If a couple are over-indebted, they should consider a joint debt counselling application, she says.
Nagtegaal says debt counselling is a regulated process in which a debt counsellor helps an over-indebted consumer to develop and negotiate a restructured debt repayment plan.
“The counsellor will then obtain a court order, should they qualify, for the applicant that confirms the payment plan, and then deals with the creditors on their behalf to have their credit agreements extended and the instalments reduced.
“Once the court order is in place and the creditors have been informed, they may no longer contact the indebted couple demanding repayment. All communication must now be channelled through the debt counsellor.
“The renegotiated debt repayments will be paid in total to the debt counsellor, who will then pay it to the various creditors.
“While going through the debt counselling process, the couple may not apply for further debt, and the fact that they are under debt counselling will be listed on their credit record.
“When they have settled all their debts, they will be issued with a clearance certificate, and the debt counselling note will be removed from their credit record,” says Nagtegaal.
She says the process is not free, although fees are regulated by the National Credit Regulator.
Nagtegaal says most of the cost is the debt counsellor’s fee. Quotes should be obtained from various debt counsellors so the couple can compare them and decide which offer is best.
Amelia de Milander, the marketing manager at debt management firm DebtBusters, says everyone is under more financial strain.
“We have experienced up to 30 percent more enquiries from consumers in the last six months at DebtBusters, and our stats confirm it is not only married couples, but also single consumers (male and female) who are feeling the strain and who need to get assistance with managing their debt.
“For those couples married in community of property, it is, however, a bit more complicated to go onto debt counselling, as they need to both sign up and cannot do it without their spouse’s consent.

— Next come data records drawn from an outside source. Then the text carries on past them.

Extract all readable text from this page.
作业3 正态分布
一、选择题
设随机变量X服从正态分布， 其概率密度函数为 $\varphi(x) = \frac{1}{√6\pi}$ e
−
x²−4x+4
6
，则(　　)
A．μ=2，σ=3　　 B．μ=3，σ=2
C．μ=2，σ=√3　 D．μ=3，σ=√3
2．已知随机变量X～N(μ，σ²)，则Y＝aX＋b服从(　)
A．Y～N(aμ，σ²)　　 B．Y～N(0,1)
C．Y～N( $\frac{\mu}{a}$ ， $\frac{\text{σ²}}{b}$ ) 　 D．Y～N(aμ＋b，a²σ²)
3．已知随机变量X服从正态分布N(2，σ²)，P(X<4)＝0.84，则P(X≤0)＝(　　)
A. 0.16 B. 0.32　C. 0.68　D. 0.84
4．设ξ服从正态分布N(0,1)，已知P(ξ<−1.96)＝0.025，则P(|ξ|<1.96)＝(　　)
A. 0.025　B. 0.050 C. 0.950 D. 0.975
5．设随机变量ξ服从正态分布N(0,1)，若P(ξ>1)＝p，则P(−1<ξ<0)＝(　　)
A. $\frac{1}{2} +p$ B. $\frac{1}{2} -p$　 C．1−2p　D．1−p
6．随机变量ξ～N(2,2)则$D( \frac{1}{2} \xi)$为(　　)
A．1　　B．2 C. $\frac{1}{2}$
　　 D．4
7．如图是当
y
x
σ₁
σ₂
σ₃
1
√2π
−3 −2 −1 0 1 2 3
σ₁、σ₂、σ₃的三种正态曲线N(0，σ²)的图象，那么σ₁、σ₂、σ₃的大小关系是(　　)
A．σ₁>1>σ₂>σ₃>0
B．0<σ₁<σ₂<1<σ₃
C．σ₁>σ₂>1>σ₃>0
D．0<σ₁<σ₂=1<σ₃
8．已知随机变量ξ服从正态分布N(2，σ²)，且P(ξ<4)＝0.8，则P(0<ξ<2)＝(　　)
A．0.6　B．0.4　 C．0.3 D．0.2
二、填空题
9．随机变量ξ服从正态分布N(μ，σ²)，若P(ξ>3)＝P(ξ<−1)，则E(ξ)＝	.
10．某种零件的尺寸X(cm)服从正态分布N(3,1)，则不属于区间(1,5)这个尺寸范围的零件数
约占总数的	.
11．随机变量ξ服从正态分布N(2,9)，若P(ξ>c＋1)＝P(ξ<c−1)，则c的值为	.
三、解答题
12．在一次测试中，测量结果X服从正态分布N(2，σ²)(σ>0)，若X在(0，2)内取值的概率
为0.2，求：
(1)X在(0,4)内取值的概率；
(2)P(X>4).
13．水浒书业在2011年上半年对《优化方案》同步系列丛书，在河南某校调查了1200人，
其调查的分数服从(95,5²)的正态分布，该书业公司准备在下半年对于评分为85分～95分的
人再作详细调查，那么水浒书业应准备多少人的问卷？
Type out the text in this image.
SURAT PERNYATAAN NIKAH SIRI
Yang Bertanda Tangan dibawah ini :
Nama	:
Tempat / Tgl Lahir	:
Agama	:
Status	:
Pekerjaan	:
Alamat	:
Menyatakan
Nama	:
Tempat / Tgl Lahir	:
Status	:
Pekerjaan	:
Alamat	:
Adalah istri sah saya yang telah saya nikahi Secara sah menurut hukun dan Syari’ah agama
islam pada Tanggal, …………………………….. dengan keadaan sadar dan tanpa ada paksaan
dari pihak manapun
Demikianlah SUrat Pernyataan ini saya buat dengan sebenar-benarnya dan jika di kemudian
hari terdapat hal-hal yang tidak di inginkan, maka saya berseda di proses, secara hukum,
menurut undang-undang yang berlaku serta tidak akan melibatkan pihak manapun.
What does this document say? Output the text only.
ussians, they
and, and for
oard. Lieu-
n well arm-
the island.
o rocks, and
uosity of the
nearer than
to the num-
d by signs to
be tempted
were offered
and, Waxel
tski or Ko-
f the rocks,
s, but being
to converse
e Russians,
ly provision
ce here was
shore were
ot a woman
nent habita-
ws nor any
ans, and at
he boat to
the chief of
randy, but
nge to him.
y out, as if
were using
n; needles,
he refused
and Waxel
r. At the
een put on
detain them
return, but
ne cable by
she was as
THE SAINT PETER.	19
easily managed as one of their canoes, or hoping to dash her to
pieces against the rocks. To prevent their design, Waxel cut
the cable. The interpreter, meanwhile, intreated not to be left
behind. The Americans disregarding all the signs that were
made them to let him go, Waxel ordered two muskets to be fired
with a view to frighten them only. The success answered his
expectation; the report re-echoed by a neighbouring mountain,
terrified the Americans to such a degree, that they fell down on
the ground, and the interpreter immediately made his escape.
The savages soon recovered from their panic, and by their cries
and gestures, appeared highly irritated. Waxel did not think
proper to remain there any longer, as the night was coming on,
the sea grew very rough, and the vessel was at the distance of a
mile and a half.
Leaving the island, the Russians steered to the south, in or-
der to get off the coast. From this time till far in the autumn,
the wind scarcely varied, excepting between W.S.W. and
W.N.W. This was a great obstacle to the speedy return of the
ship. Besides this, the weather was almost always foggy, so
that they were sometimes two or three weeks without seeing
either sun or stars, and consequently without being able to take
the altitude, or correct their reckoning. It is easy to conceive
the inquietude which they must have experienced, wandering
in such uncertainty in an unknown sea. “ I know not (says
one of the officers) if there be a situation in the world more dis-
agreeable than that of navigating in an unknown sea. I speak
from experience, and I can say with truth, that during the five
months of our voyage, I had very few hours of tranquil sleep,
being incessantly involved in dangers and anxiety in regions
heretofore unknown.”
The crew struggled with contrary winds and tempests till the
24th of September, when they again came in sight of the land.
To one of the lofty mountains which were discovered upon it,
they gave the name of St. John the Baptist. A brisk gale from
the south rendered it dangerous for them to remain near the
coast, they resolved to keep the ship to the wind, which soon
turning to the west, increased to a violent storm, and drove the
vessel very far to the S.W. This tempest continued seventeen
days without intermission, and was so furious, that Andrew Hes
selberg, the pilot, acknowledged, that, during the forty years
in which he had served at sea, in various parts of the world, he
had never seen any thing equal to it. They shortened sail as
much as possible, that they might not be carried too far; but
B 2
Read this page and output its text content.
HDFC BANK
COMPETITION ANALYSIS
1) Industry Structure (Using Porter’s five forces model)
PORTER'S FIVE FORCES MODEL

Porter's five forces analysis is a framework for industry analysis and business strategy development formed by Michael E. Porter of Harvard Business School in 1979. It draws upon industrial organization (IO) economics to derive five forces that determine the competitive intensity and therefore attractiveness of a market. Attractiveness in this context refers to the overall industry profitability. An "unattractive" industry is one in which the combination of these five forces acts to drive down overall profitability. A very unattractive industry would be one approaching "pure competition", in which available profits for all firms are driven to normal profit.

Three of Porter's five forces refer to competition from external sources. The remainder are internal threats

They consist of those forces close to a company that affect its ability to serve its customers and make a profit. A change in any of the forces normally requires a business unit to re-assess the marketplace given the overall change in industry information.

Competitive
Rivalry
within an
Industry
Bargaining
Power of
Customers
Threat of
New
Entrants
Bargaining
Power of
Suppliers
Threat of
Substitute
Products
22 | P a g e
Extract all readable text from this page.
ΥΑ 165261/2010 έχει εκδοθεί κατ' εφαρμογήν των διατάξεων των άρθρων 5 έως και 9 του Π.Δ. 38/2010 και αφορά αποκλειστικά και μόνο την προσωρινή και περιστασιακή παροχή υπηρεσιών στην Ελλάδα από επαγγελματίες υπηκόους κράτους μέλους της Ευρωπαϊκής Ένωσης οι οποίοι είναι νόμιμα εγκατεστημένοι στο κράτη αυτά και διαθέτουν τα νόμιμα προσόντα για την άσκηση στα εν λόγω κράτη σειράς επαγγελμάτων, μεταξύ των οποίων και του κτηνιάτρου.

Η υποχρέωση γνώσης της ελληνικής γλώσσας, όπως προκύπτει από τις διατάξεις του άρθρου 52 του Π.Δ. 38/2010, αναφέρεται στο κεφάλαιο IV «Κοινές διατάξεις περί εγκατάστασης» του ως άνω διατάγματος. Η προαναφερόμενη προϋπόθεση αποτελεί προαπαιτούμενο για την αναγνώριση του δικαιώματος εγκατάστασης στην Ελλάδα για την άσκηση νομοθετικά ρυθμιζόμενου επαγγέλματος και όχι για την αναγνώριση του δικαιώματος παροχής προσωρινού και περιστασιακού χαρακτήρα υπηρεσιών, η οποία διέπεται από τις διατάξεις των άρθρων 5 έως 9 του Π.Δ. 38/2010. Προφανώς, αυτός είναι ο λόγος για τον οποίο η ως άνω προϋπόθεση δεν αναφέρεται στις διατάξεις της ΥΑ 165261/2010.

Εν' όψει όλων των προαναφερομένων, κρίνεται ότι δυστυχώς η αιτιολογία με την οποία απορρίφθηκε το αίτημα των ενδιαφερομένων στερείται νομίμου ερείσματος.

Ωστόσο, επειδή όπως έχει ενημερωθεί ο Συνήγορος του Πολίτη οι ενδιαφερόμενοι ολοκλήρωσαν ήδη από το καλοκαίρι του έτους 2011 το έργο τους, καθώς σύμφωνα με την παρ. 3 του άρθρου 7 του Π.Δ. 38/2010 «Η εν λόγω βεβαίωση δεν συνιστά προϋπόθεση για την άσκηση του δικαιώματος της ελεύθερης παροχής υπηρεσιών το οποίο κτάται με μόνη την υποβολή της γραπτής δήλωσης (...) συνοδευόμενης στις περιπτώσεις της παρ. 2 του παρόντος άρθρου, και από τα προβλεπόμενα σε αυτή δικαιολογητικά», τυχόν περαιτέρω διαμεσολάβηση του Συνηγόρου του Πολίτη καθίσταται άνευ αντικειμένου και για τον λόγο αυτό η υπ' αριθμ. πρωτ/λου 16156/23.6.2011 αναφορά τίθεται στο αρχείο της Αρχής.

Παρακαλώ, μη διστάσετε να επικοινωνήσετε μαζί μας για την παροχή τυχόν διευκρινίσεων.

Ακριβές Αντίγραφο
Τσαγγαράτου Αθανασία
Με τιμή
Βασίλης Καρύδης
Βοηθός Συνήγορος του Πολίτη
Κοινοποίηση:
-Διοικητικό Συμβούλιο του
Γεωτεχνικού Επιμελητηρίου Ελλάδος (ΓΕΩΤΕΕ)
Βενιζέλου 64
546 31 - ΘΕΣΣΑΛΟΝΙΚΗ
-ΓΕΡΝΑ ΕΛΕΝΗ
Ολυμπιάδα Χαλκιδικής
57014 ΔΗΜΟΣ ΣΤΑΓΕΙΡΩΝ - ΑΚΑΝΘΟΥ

"Although it does entail a bit more admin, these couples can be assisted and we have thousands of happy clients that are married in community of property and who managed to get debt free through the debt counselling process,” she says.
De Milander says if you are married with an ante-nuptial contract drawn up, you can enter the debt counselling process without your spouse’s consent and co-signature.
“What DebtBusters’ stats show us every month and quarter when we analyse it, is that to be over-indebted and to experience financial strain does not only happen to a certain demographic, age group or marriage status. There are 13 million consumers in South Africa who are either in arrears with one or two credit agreements already and who can benefit from a debt management solution,” says De Milander.
Nagtegaal says that while an unemployed person may not apply for debt counselling, if one person of a couple married in community of property is employed and can cover the debts, their application may be successful.
“Debt counselling is an enormously beneficial process for couples who are struggling with debt or are on the brink of not meeting their financial commitments.
“It is advisable to have an honest discussion with your partner and to commit to the process at this stage, rather than when the situation is completely out of control and there is the risk of your application being denied.
“While debt counselling might be a challenging process to go through, the benefits of ultimately being debt free are worth the scrutiny and paperwork. If you’re in financial trouble, joint debt counselling could be the best solution,” says Nagtegaal.